RFID Gaining Street Credibility?

RFID technology has been in existence for 20 years, but it’s just starting to make its presence felt in mainstream, industrial applications.

By Jim Montage, Executive Editor

Is radio frequency identification (RFID) for real? If it isn’t already, it might be soon.

Once viewed as a mirage appearing somewhere between old-time radios and more-recent barcodes, RFID appears to be carving out a niche for its tags, transceivers, antennas, and software. Never mind that RFID tags are still far more costly than barcodes, or that radios still offer better performance and data handling capabilities. Almost by sheer force of will, some suppliers and users are driving increasingly varied RFID methods onto the plant floor.

Now that the hype of Wal-Mart and U.S. Department of Defense mandates have been scaled back, and had a couple of years to die down, RFID supporters are trying to develop and deploy practical, cost-effective applications.

Still, skeptics view RFID as a documentation and material-handling technology that has no real place in the sense/decide/act triangle that defines control and automation. However, fans say there are many ways for RFID to participate in communicating position and physical property data.

For example, visitors to the recent 2007 Siemens Automation Summit in Orlando, Fla., were surprised to see their names flash on screens as they approached the hall entrance. They learned that pre-programmed, 928 Mhz UHF tags embedded  in their name tags were setting off Siemens E&A’s RFID antennas near the doors, which triggered identifying information for display on the screens.

“RFID technology has been in existence for 20 years, but it’s just starting to make its presence felt in mainstream, industrial applications,” says Filomena Wardzel, Siemens E&A’s automation business manager. “The amount of information RFID can capture and transport is growing, and we’re starting to see benefits. For example, a tag on one item can tell where and when it was made, purchased, consumed, and even discarded. Despite the development of 2-D matrix technology, RFID tags still can contain 10 times more information than any barcode.”

Despite these benefits, in his recent “Current Trends in RFID” report, Helge Hornis, Ph.D., intelligent systems manager, Pepperl+Fuchs, warns that RFID tags need protection on the plant floor. “For a tag to be useful in the manufacturing environment it must be housed to withstand aggressive fluids, shock and vibration, dirt and grime, and possibly elevated temperatures,” he says. “These tags also are expected to operate for many years in abusive applications. And is 99% read reliability really enough for the manufacturing environment? With this in mind, it’s highly doubtful that a tag satisfying the needs of the industrial sector ever will be available for 25 cents. While the cost of the chips used in tags will continue to come down, most of the cost is tied to construction and housing, and it’s unlikely those prices will experience reductions.” 

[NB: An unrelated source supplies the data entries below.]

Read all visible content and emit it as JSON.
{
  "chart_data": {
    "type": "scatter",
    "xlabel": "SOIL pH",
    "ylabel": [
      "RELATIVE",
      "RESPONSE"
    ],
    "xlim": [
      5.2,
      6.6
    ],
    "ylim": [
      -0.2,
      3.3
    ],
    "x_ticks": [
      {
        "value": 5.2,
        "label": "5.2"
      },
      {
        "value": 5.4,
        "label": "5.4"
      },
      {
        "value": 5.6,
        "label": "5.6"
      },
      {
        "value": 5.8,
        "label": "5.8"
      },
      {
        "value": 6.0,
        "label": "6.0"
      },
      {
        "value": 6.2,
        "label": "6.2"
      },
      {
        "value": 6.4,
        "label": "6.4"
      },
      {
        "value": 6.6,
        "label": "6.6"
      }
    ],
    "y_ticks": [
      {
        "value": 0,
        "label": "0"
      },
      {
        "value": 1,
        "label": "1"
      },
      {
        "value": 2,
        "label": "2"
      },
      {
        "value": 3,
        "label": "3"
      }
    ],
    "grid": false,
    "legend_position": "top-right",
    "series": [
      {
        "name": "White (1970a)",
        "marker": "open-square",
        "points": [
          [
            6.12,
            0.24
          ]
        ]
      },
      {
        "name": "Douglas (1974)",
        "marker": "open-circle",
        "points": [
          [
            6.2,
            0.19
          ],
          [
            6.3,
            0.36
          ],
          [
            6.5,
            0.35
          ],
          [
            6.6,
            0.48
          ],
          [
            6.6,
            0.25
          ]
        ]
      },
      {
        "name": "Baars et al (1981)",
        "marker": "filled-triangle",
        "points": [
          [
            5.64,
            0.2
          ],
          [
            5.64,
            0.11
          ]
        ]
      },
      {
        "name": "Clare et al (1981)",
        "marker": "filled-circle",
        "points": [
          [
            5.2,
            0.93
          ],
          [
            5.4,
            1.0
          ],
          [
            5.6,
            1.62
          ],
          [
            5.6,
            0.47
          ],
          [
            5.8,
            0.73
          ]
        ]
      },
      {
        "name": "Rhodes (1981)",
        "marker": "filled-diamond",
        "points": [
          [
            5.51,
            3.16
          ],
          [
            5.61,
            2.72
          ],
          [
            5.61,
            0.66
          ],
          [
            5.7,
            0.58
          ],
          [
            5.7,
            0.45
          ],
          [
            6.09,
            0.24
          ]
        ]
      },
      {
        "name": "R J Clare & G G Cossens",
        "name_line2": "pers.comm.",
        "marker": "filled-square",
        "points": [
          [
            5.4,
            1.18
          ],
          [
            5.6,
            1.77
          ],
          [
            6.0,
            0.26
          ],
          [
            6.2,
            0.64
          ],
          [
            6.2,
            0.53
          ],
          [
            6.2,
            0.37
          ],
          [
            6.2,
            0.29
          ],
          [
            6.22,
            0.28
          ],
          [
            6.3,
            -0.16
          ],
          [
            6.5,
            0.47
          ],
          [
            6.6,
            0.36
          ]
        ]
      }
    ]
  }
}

Hornis adds that potential users also must be aware of the differences in high-frequency (HF) band and ultra-high-frequency (UHF) band RFID systems, and that they must determine how far away their application will be trying to sense tags, or if they’re risking repeat sensing of tags grouped too closely together. They also must decide what read-write capabilities they need.

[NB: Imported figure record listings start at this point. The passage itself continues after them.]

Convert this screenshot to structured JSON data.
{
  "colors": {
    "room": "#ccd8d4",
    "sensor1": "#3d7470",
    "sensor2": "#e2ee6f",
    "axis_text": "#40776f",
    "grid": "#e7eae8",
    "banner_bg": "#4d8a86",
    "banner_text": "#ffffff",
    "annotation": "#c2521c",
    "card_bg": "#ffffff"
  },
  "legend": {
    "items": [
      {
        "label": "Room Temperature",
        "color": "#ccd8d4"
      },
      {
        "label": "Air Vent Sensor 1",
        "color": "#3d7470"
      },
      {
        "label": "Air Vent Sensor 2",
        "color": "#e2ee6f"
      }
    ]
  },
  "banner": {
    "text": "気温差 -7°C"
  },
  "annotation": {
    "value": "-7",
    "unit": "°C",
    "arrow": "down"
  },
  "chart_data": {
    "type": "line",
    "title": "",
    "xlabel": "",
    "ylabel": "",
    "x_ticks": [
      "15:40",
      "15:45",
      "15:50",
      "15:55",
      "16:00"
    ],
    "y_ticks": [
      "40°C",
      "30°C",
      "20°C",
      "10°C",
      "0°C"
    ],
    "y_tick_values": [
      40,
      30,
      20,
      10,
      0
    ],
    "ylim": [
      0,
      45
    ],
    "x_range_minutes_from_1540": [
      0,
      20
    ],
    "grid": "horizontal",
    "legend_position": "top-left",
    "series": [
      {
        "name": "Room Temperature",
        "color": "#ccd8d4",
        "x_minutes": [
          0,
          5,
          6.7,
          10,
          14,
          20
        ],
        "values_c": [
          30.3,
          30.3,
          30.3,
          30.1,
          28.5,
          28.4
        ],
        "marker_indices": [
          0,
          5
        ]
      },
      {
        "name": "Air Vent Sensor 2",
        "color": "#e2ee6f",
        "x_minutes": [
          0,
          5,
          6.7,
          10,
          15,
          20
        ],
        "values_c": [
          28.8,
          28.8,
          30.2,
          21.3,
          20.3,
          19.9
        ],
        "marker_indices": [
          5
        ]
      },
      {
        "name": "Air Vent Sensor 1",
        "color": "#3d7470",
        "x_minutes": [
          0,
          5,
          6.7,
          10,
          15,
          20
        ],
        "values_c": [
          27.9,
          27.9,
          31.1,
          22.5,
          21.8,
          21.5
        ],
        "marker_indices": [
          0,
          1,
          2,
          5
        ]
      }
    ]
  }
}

Any suitable RFID solution for the plant must offer reliable, easy connectivity to the dominant networks supported by PLCs. DeviceNet, Profibus, and Ethernet are the most important industrial networks used with RFID technology today, says Hornis. “Among the networks used for automation RFID, Ethernet is clearly the hottest, so Pepperl+Fuchs recently designed an RFID controller that simultaneously supports the Ethernet flavors introduced by Schneider Electric, Siemens and Rockwell Automation,” he adds. “With Modbus/TCP, Profinet I/O, and EtherNet/IP implemented on the same hardware, users finally can ‘learn it once’ to address their RFID needs. For users who toyed with the idea of using RFID a few years ago, but decided against it for one reason or another, it’s time to take another serious look.”  

Likewise, Turck recently introduced its BLident modular RFID system with built-in I/O capability, reports Mark DiSera, Turck’s network and interface products manager. BLident lets users add I/O modules, including up to eight RFID channels on one gateway and additional discrete or analog I/O comprising one node on the network. Built on the ISO15693 13.56MHz HF standard for an open system, BLident can be integrated into existing platforms, and supports Profibus-DP, DeviceNet, Modbus-TCP, Profinet, and EtherNet/IP.